An American ‘Exorcist Consultant’ called Bob Larson, when talking about the film, states that it is “the closest that Hollywood has come to getting it right in terms of what an exorcism is”. I think he’s referring mostly about the negotiating that goes on between ‘the demon’ and the priest during some of the exorcism scenes, and how the film reflects that ‘accurately’. Although given that this is the kind of ‘real’ shit that happens during an exorcism, I have some doubts about his authority on the subject.

When a movie begins to use the words “inspired by true events” in promotional material, and upsets the Catholic church, when a movie is shot in ‘documentary’ form, and the handheld cameras shake around just enough to make the audience nauseous like they’ve spent an hour on a carousel high on ketamine whilst trapped in a Gypsy fairground – you are setting up a catchment area of curiosity that is bound to grab a few people’s attention. ‘The Devil Inside’ then relied on the idiotic majority voice to be heard, and that voice shouted “You’ve got to see this awesome movie about exorcisms”.

Sometimes a director gets lucky with timing, and after the phenomenal success of the ‘Paranormal Activity’ series, it was inevitable that a variation on a theme, in this case a film about ‘found footage’, could do well at the box office. Also, there hadn’t been a film about exorcisms before ‘The Devil Inside’ since erm…. a year prior with 2011’s ‘The Rite’. So I’m guessing horror films featuring exorcisms are like films about vampires and zombies, they can constantly be revisited, and there is always a demand to see them. There’s something about waifish brunette’s contorting their bodies whilst strapped down on hospital beds I guess.

I’d like to take a look at something reasonably insignificant that takes places in the film.
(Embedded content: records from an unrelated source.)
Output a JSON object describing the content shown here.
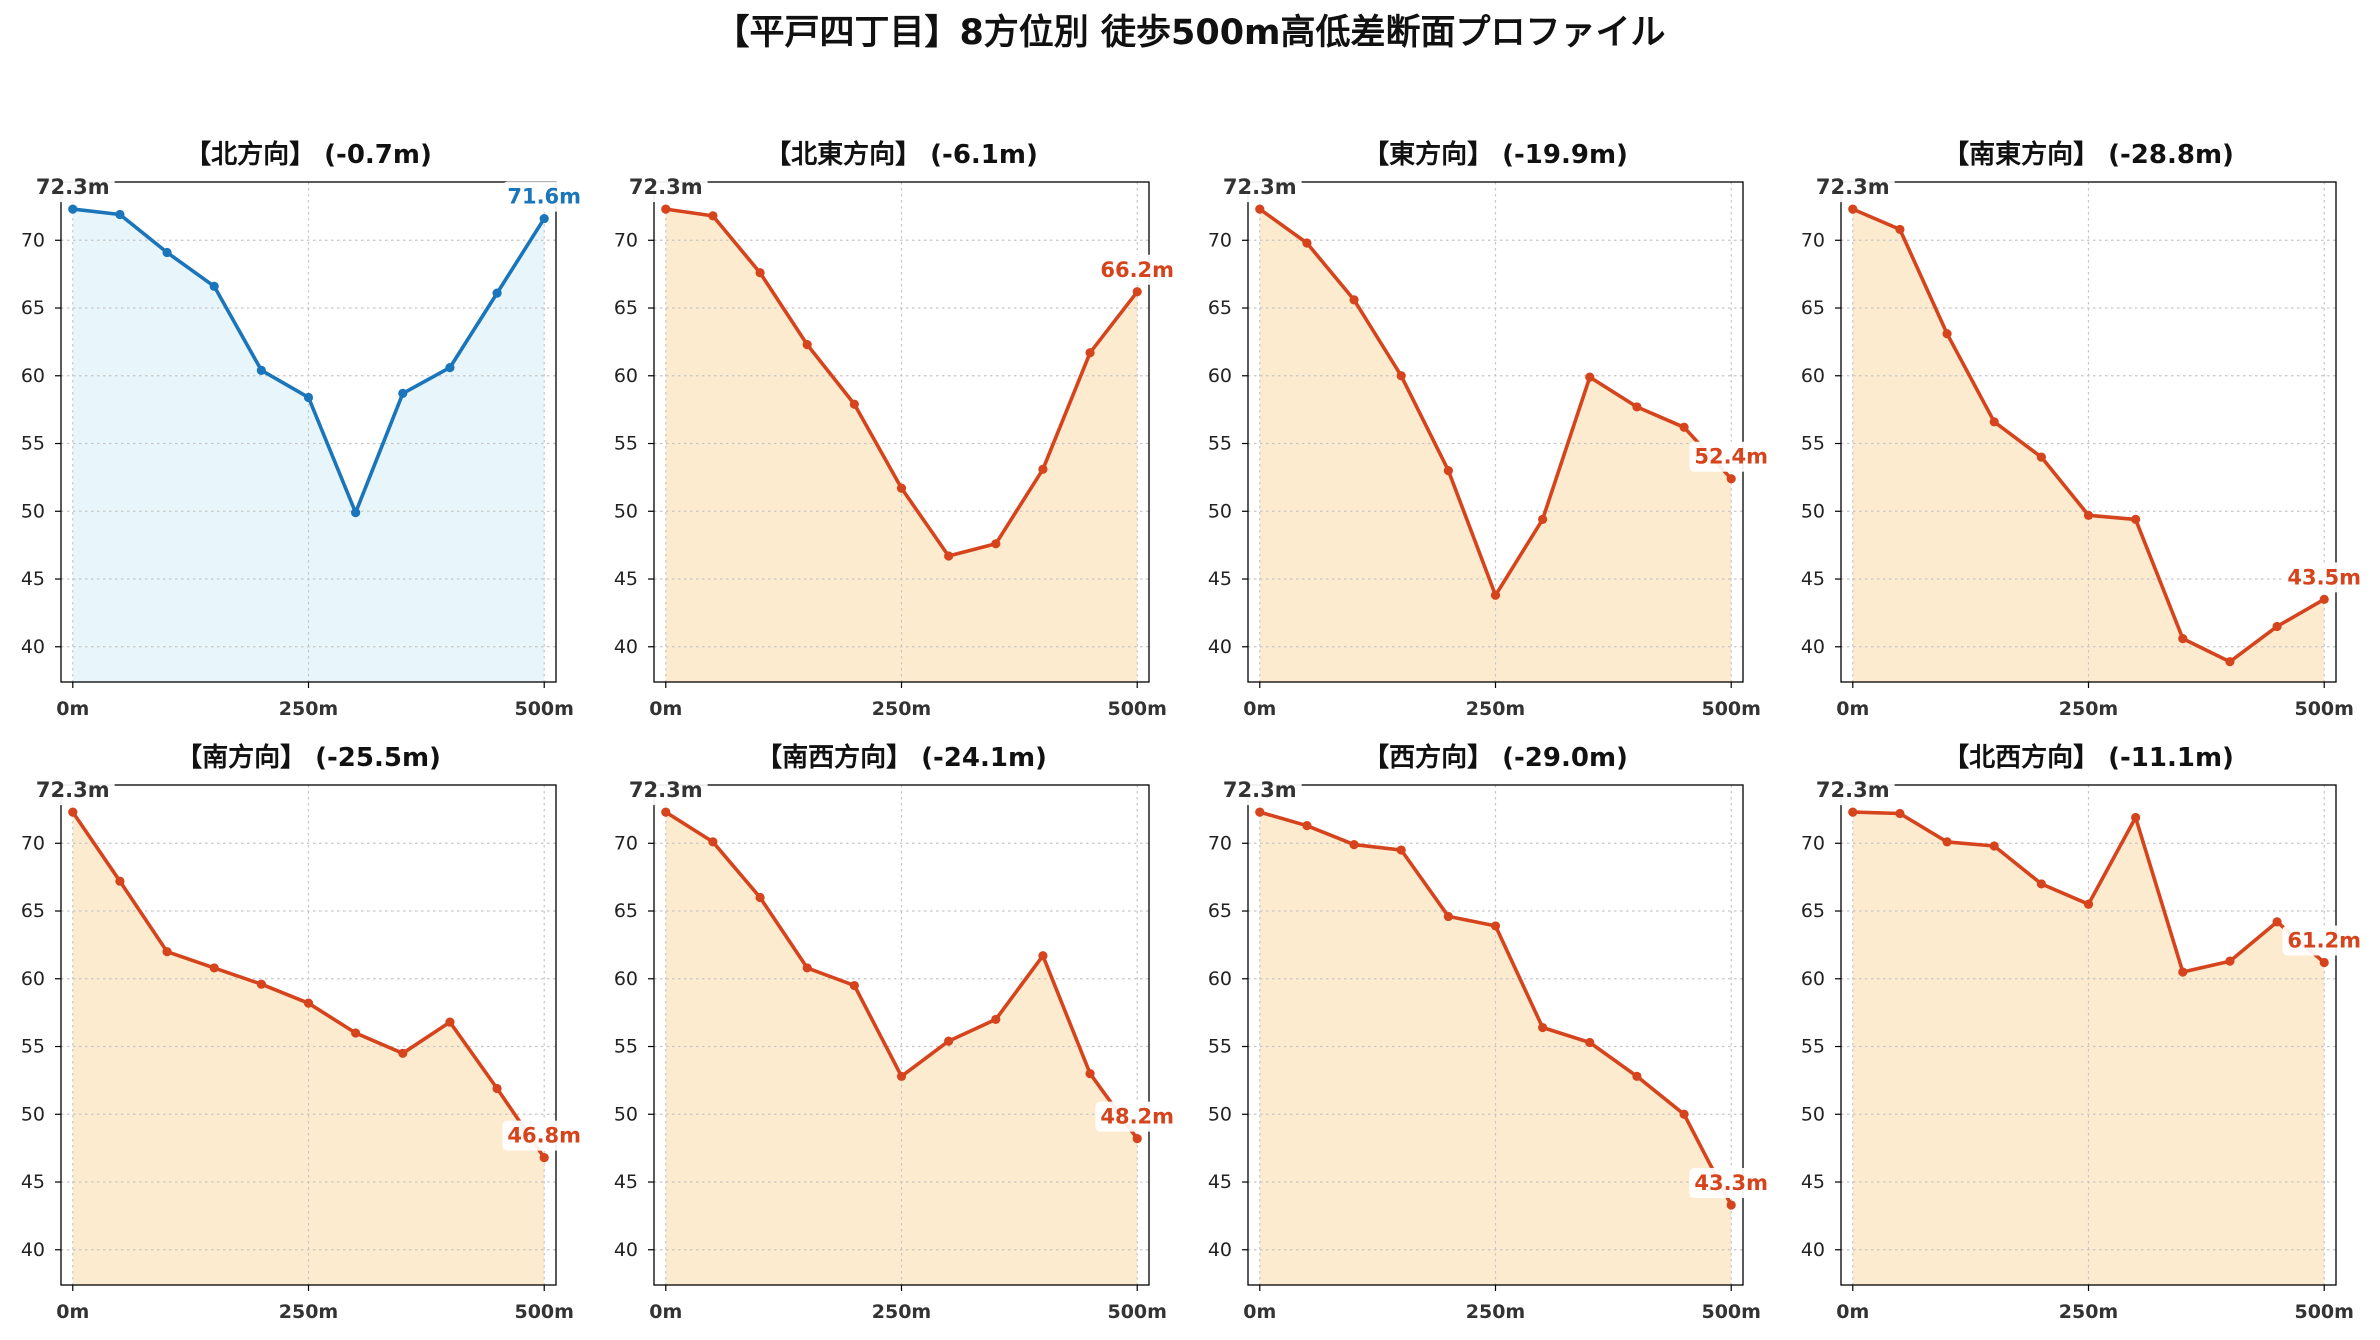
{
  "title": "【平戸四丁目】8方位別 徒歩500m高低差断面プロファイル",
  "chart_data": [
    {
      "type": "area",
      "title": "【北方向】 (-0.7m)",
      "x": [
        0,
        50,
        100,
        150,
        200,
        250,
        300,
        350,
        400,
        450,
        500
      ],
      "y": [
        72.3,
        71.9,
        69.1,
        66.6,
        60.4,
        58.4,
        49.9,
        58.7,
        60.6,
        66.1,
        71.6
      ],
      "xlim": [
        -12.5,
        512.5
      ],
      "ylim": [
        37.4,
        74.3
      ],
      "xticks": [
        0,
        250,
        500
      ],
      "xtick_labels": [
        "0m",
        "250m",
        "500m"
      ],
      "yticks": [
        40,
        45,
        50,
        55,
        60,
        65,
        70
      ],
      "start_label": "72.3m",
      "end_label": "71.6m",
      "color": "#1a75bb",
      "fill": "#e8f6fb",
      "grid": true
    },
    {
      "type": "area",
      "title": "【北東方向】 (-6.1m)",
      "x": [
        0,
        50,
        100,
        150,
        200,
        250,
        300,
        350,
        400,
        450,
        500
      ],
      "y": [
        72.3,
        71.8,
        67.6,
        62.3,
        57.9,
        51.7,
        46.7,
        47.6,
        53.1,
        61.7,
        66.2
      ],
      "xlim": [
        -12.5,
        512.5
      ],
      "ylim": [
        37.4,
        74.3
      ],
      "xticks": [
        0,
        250,
        500
      ],
      "xtick_labels": [
        "0m",
        "250m",
        "500m"
      ],
      "yticks": [
        40,
        45,
        50,
        55,
        60,
        65,
        70
      ],
      "start_label": "72.3m",
      "end_label": "66.2m",
      "color": "#d5441c",
      "fill": "#fdebd0",
      "grid": true
    },
    {
      "type": "area",
      "title": "【東方向】 (-19.9m)",
      "x": [
        0,
        50,
        100,
        150,
        200,
        250,
        300,
        350,
        400,
        450,
        500
      ],
      "y": [
        72.3,
        69.8,
        65.6,
        60.0,
        53.0,
        43.8,
        49.4,
        59.9,
        57.7,
        56.2,
        52.4
      ],
      "xlim": [
        -12.5,
        512.5
      ],
      "ylim": [
        37.4,
        74.3
      ],
      "xticks": [
        0,
        250,
        500
      ],
      "xtick_labels": [
        "0m",
        "250m",
        "500m"
      ],
      "yticks": [
        40,
        45,
        50,
        55,
        60,
        65,
        70
      ],
      "start_label": "72.3m",
      "end_label": "52.4m",
      "color": "#d5441c",
      "fill": "#fdebd0",
      "grid": true
    },
    {
      "type": "area",
      "title": "【南東方向】 (-28.8m)",
      "x": [
        0,
        50,
        100,
        150,
        200,
        250,
        300,
        350,
        400,
        450,
        500
      ],
      "y": [
        72.3,
        70.8,
        63.1,
        56.6,
        54.0,
        49.7,
        49.4,
        40.6,
        38.9,
        41.5,
        43.5
      ],
      "xlim": [
        -12.5,
        512.5
      ],
      "ylim": [
        37.4,
        74.3
      ],
      "xticks": [
        0,
        250,
        500
      ],
      "xtick_labels": [
        "0m",
        "250m",
        "500m"
      ],
      "yticks": [
        40,
        45,
        50,
        55,
        60,
        65,
        70
      ],
      "start_label": "72.3m",
      "end_label": "43.5m",
      "color": "#d5441c",
      "fill": "#fdebd0",
      "grid": true
    },
    {
      "type": "area",
      "title": "【南方向】 (-25.5m)",
      "x": [
        0,
        50,
        100,
        150,
        200,
        250,
        300,
        350,
        400,
        450,
        500
      ],
      "y": [
        72.3,
        67.2,
        62.0,
        60.8,
        59.6,
        58.2,
        56.0,
        54.5,
        56.8,
        51.9,
        46.8
      ],
      "xlim": [
        -12.5,
        512.5
      ],
      "ylim": [
        37.4,
        74.3
      ],
      "xticks": [
        0,
        250,
        500
      ],
      "xtick_labels": [
        "0m",
        "250m",
        "500m"
      ],
      "yticks": [
        40,
        45,
        50,
        55,
        60,
        65,
        70
      ],
      "start_label": "72.3m",
      "end_label": "46.8m",
      "color": "#d5441c",
      "fill": "#fdebd0",
      "grid": true
    },
    {
      "type": "area",
      "title": "【南西方向】 (-24.1m)",
      "x": [
        0,
        50,
        100,
        150,
        200,
        250,
        300,
        350,
        400,
        450,
        500
      ],
      "y": [
        72.3,
        70.1,
        66.0,
        60.8,
        59.5,
        52.8,
        55.4,
        57.0,
        61.7,
        53.0,
        48.2
      ],
      "xlim": [
        -12.5,
        512.5
      ],
      "ylim": [
        37.4,
        74.3
      ],
      "xticks": [
        0,
        250,
        500
      ],
      "xtick_labels": [
        "0m",
        "250m",
        "500m"
      ],
      "yticks": [
        40,
        45,
        50,
        55,
        60,
        65,
        70
      ],
      "start_label": "72.3m",
      "end_label": "48.2m",
      "color": "#d5441c",
      "fill": "#fdebd0",
      "grid": true
    },
    {
      "type": "area",
      "title": "【西方向】 (-29.0m)",
      "x": [
        0,
        50,
        100,
        150,
        200,
        250,
        300,
        350,
        400,
        450,
        500
      ],
      "y": [
        72.3,
        71.3,
        69.9,
        69.5,
        64.6,
        63.9,
        56.4,
        55.3,
        52.8,
        50.0,
        43.3
      ],
      "xlim": [
        -12.5,
        512.5
      ],
      "ylim": [
        37.4,
        74.3
      ],
      "xticks": [
        0,
        250,
        500
      ],
      "xtick_labels": [
        "0m",
        "250m",
        "500m"
      ],
      "yticks": [
        40,
        45,
        50,
        55,
        60,
        65,
        70
      ],
      "start_label": "72.3m",
      "end_label": "43.3m",
      "color": "#d5441c",
      "fill": "#fdebd0",
      "grid": true
    },
    {
      "type": "area",
      "title": "【北西方向】 (-11.1m)",
      "x": [
        0,
        50,
        100,
        150,
        200,
        250,
        300,
        350,
        400,
        450,
        500
      ],
      "y": [
        72.3,
        72.2,
        70.1,
        69.8,
        67.0,
        65.5,
        71.9,
        60.5,
        61.3,
        64.2,
        61.2
      ],
      "xlim": [
        -12.5,
        512.5
      ],
      "ylim": [
        37.4,
        74.3
      ],
      "xticks": [
        0,
        250,
        500
      ],
      "xtick_labels": [
        "0m",
        "250m",
        "500m"
      ],
      "yticks": [
        40,
        45,
        50,
        55,
        60,
        65,
        70
      ],
      "start_label": "72.3m",
      "end_label": "61.2m",
      "color": "#d5441c",
      "fill": "#fdebd0",
      "grid": true
    }
  ]
}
The nun that Isabella Rossi walks past with the cloudy grey haunting eyes, this woman features on the DVD cover, promotional posters and prominently in the trailer, yet in the context of the film she appears in the film for seconds and doesn’t contribute much other than temporarily startling Isabella. The image of a possessed nun is so powerful that it draws you in. It sums up the curiosity factor, proving a few striking images and a whiff of controversy can stir interest. Multiply these shock moments a few times – a priest drowning a baby during a christening or a young woman haemorrhaging blood from her “cunt”, and I use this word because it often gets uttered frequently during any movie about exorcisms, and you have a scattering of memorable moments that cover up the bad acting and unrealistic realism.

‘The Devil Inside’ has one of the most unsatisfying endings in recent horror movie history, with further disappointment after you go along to the shitty website that has information about the Rossi Files. There is a feeling that the director is making their audience finish the job for them, but you’d say to the director “we’re riding in your car; you’ve got to take us home!” What comes after the car crash sequence knocks that idea on the head as we are signposted us over to a blinking website. Just fade to black, roll credits. Don’t tell us to go somewhere else. The director William Brent Bell blamed Paramount, stating when interviewed that “Paramount made a very bold choice when they decided to do the website at the end of the film,” he said. “And at the time when that was brought up, we thought that was a cool idea – it was very interactive, nobody has kind of done that, and we actually think it’s kind of cool. Now, some people think it’s wonderful, some people can be really pissed off by that because they think it’s a cheat, but we’ll tell you this: when we were making this film, we made a bold choice of how to end it.”

The ending is everything for me, particularly in the horror genre. So for ‘The Devil Inside’ to try and be interactive with its audience, it spectacularly failed, as evidenced by the critical reaction to this groundbreaking move. We’re not quite at that level when we immediately whip out our smartphones whilst in the cinema (anyone who does this at any time when in a cinema should be shot, or at least made to eat a dozen of those watery hotdogs they sell at the Odeon), but we can’t be too far away from such interactivity.

Infuriated just thinking about this possibility. I’m ending this now, abruptly, only without a web link.